Wednesday, March 18, 2015

Nonfiction: ASAPScience, by Mitchell Moffit & Greg Brown

ASAPScience: Answers to the World's Weirdest Questions, Most Persistent Rumors, & Unexplained Phenomena
Mitchell Moffit & Greg Brown
ISBN: 9781476756219
Read March 16, 2015

I haven't been reading much lately - between being busy at work and home, and sick as a dog the last two weeks, I've been doing good to put one foot in front of the other.  However, I'm feeling better now and what better way to dip my toes back into the lovely world of reading than with a great little book of random science facts.

Sadly, I just read What If.  Darnit.  If I hadn't, this would have been excellent, but as it is, the answers to the questions were glossy and surface, and don't actually go into the furthest reaches of science and research and related facts of the questions at hand.  Which was frustrating for me.

On the one hand, they include several questions that in my opinion they ought to have just left out, or admitted up front are unanswerable because of how they are set up, like "The Chicken or the Egg" which is a question of definitions, or "Which hurts more, childbirth, or being kicked in the nads?" which deals with individual pain tolerances and the differences between sharp instant localized pain and long-term systemic pain - and is therefore unanswerable.

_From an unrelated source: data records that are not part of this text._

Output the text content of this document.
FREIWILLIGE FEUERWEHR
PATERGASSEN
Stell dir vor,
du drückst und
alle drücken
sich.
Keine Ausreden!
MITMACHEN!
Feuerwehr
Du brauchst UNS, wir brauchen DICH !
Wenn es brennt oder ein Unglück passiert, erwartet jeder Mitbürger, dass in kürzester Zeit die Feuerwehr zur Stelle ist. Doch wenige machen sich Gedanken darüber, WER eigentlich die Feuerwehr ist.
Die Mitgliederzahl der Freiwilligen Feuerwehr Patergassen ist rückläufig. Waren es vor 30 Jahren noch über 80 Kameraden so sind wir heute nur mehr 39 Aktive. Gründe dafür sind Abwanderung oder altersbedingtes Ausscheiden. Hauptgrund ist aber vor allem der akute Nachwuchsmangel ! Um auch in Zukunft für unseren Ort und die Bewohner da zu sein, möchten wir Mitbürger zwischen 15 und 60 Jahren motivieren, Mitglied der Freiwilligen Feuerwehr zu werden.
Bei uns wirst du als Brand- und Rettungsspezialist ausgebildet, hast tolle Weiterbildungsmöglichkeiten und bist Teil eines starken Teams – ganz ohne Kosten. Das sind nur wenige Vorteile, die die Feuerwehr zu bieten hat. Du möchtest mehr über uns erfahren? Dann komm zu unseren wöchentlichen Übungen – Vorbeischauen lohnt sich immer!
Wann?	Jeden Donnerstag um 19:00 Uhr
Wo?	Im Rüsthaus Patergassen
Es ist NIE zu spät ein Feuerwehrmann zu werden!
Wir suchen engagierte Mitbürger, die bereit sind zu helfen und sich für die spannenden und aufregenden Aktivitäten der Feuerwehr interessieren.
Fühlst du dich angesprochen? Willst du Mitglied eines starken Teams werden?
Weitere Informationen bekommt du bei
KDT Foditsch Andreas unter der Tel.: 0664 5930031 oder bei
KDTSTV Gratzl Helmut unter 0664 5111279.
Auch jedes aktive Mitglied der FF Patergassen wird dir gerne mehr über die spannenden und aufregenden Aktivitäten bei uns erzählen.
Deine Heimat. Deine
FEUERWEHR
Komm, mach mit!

On the other hand, they also have fun questions like "What is brain-freeze" and answer the question without talking about how to fix it (recently studied; firmly press a warm washcloth (or your tongue in a pinch) to the roof of your mouth to force the nerves and blood vessels to re-acclimate to the correct temperature) or "Is binge-watching TV bad for you" by dealing entirely with the physical ramifications of being sedentary and indoors, without addressing the very real social and psychological implications of obsessive or anti-social behavior, both of which have been in the news recently.

That said, several questions are very interesting, and are handled more fully.  I enjoyed learning more about the 5-second rule (real deal - anywhere from less than 1 second to more than 20 seconds depending on the surface and how wet the food is), about the disconnect between mirrors and photos of yourself (the key is in the "mirror-image" - and if you tell your phone to reverse the image, you can freak out your friends instead of yourself), and the freaky connection between smells and the potential for a real zombie uprising (nerve connections are weird, y'all.)

Overall, quite fun.  For more in-depth treatments, I'd go for What If, but for more mundane curiosity, this book was a fun surface romp through science trivia.